Although this theory of management is not popular in the contemporary society, it still applies and is used in several situations. The reason for unpopularity is that many views it as complex and one that does not favour creativity and innovativeness. Taking a close look at my setting (the hospital) it is obvious that even this theory applies. It may not apply in its entirety, but it applies all together. In the hospital environment, there is a hierarchy of health care institutions. There are levels running from the primary health care institutions and dispensaries to level VI hospitals (Ginter, Duncan and Swayne, 2018). Each higher-level handle more complex conditions and situations. There is also the division of labour. In the health care environment, a patient sees the physician for diagnosis, a pharmacist for prescription of drugs, a nurse for administration of drugs or feeds (for patients who may require this) and a nutritionist/dietitian for food and dietary advice. There are also other specialists such as oncologists, eye specialists etc. Appointments are also done in a very formal manner and is based on experience/skills/competence. There are set guidelines to determine various operations (Thompson, 2017). For instance, in management of severe acute malnutrition, there are certain guidelines followed. A nutritionist can therefore predict the interventions that will be carried out to a child who presents with malnutrition. The illustrations above point out the aspects of bureaucratic management used in the hospital care setting.

Benefits and Challenges of Bureaucracy

One of the benefits this theory is that the role of the manager is clearly defined. One clearly understands their role and endeavour to ensure that they paly it well. The clarity ensures that there are little or no conflicts in the workplace concerning who is supposed to be playing a certain role.
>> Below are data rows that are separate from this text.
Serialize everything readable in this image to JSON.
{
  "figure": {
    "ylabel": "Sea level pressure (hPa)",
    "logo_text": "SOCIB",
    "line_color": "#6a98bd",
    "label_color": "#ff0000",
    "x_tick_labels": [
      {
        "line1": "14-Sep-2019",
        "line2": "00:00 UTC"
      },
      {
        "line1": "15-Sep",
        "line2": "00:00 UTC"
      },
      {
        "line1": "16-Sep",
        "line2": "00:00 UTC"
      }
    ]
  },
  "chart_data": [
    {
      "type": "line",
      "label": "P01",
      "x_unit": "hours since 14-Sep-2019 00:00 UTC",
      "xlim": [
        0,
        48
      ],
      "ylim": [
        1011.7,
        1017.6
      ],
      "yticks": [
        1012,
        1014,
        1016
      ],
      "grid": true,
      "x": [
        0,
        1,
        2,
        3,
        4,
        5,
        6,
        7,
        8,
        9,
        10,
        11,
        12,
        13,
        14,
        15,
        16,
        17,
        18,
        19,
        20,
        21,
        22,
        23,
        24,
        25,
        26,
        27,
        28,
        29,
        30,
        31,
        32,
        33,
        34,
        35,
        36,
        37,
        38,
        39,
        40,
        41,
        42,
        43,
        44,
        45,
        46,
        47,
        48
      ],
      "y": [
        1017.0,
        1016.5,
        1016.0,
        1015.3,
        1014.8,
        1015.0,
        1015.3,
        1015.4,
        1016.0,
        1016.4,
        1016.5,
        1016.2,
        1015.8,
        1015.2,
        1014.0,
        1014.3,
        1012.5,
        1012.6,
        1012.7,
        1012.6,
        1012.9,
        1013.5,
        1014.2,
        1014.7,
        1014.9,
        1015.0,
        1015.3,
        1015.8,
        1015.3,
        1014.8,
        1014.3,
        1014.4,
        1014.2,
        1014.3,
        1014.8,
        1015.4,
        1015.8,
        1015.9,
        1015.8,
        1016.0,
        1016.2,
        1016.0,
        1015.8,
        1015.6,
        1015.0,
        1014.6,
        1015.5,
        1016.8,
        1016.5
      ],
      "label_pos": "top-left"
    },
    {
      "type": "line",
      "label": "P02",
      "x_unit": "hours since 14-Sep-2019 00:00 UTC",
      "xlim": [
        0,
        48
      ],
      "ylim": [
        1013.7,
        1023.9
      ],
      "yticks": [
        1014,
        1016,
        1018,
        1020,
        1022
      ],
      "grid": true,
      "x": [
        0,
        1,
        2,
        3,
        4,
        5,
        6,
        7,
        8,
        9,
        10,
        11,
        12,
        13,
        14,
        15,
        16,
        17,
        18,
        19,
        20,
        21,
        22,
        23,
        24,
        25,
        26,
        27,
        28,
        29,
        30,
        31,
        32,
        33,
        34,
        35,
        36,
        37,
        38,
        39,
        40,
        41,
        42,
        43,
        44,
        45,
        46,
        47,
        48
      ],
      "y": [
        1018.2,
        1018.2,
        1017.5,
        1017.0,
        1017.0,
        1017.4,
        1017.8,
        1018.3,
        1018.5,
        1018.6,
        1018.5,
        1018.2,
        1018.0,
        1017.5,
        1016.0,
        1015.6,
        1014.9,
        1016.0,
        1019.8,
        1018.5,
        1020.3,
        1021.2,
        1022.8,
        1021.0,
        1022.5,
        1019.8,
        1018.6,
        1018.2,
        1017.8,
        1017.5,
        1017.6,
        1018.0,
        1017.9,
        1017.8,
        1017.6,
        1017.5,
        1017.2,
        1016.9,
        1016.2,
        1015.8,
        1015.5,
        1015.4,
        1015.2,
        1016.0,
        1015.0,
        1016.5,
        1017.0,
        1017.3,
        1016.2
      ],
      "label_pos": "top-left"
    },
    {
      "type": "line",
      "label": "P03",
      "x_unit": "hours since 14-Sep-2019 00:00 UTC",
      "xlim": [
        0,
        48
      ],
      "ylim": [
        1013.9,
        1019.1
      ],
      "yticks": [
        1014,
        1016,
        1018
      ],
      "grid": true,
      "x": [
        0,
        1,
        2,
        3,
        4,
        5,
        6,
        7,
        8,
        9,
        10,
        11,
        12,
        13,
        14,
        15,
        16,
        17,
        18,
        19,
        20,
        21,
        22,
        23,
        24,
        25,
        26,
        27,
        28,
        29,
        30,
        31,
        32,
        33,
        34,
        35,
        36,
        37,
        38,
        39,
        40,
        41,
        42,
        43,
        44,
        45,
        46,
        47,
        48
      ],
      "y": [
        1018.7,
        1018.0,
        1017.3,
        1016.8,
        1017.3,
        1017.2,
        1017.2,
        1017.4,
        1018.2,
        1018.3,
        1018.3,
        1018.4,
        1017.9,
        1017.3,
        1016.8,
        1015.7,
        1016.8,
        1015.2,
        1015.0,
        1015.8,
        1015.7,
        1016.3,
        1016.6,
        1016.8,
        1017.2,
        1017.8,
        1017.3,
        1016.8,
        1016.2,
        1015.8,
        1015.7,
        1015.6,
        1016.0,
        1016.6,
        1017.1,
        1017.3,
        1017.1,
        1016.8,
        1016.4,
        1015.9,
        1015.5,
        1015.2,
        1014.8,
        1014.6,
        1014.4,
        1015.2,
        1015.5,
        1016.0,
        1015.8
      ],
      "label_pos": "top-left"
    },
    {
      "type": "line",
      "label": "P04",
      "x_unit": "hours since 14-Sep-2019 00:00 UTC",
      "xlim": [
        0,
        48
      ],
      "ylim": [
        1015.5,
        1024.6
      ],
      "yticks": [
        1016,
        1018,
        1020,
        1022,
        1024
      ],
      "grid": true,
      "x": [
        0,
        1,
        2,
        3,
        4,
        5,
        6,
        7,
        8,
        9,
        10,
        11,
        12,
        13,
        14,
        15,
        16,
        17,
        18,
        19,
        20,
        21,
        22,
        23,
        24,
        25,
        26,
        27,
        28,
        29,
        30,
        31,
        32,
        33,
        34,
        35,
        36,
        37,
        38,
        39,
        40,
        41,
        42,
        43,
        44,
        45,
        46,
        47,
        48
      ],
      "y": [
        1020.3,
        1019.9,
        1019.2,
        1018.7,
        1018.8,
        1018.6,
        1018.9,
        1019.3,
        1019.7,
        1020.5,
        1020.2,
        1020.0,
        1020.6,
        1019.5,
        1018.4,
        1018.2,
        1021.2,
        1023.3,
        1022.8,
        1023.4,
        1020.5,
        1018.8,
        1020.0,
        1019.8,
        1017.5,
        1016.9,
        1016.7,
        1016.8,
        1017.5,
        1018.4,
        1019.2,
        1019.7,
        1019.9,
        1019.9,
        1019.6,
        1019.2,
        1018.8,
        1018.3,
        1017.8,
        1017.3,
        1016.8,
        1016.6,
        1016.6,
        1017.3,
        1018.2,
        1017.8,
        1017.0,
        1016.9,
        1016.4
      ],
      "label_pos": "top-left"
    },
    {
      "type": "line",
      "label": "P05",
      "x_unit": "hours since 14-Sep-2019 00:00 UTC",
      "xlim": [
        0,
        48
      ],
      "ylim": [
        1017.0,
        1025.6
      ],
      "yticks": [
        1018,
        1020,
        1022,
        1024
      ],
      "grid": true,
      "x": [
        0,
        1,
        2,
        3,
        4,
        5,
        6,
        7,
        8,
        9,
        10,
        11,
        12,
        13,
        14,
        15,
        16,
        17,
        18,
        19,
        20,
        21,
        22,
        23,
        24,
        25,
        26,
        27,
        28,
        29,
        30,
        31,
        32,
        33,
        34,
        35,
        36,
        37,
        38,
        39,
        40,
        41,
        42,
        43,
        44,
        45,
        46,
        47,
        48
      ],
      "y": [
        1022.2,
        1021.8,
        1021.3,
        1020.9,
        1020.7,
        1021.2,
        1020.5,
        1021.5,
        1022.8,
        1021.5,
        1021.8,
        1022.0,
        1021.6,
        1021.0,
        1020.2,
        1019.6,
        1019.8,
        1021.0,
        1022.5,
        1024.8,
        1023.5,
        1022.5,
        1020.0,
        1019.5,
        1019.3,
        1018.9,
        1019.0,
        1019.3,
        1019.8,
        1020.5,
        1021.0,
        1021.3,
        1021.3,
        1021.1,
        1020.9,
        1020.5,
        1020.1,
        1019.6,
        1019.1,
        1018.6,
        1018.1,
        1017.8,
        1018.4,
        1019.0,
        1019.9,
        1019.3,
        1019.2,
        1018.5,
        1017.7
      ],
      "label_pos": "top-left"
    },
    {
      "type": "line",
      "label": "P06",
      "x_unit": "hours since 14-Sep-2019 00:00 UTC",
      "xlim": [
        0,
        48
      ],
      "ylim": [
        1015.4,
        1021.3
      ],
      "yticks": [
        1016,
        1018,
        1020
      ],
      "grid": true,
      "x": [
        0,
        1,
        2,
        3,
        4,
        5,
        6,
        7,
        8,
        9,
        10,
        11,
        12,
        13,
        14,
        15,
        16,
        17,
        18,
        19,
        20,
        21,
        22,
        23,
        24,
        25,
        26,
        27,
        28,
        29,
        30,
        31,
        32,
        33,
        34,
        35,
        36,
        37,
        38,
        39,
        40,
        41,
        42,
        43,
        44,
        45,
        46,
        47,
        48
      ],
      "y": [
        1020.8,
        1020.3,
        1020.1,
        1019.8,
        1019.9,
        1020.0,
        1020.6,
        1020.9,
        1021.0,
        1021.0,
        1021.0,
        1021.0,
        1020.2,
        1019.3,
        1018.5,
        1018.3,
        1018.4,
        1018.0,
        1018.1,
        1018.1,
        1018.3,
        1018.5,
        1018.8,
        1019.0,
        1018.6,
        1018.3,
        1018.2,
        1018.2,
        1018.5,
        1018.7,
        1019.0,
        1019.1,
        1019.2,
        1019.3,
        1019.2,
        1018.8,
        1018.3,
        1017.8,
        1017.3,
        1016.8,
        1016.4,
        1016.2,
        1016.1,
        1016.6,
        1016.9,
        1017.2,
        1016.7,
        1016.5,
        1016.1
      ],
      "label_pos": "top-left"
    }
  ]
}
Another benefit is that the organisation of hospitals into levels leads to efficiency. The lower levels are many and near the villages or estates where people live. They deal with the common conditions. The organisation is in such a way that the more complex conditions are handled at higher levels. The theory also ensures increased effectiveness of administration.

There are also some disadvantages/challenges associated with this theory. These challenges are probably the reason why the theory is not popular today. One of such challenges is that it is difficult to adopt the theory in its entirety (Shafritz, Ott and Jang, 2015). Another disadvantage is that it discourages innovation and creativity. This is because there are set guidelines that stipulate what should be done under certain circumstances. In such a situation, flexibility is difficult, and this makes creativity and innovativeness unlikely. Another disadvantage is that the welfare of the employees in not given a priority. As seen earlier, the greatest determinant of productivity of an institution/organisation is the employees. If the welfare and wellbeing of the employees is not given priority, it follows that the productivity is likely to be low (Maylor, Meredith, Söderlund and Browning, 2018). It can therefore be concluded that this theory, like all the others, has its advantages and challenges.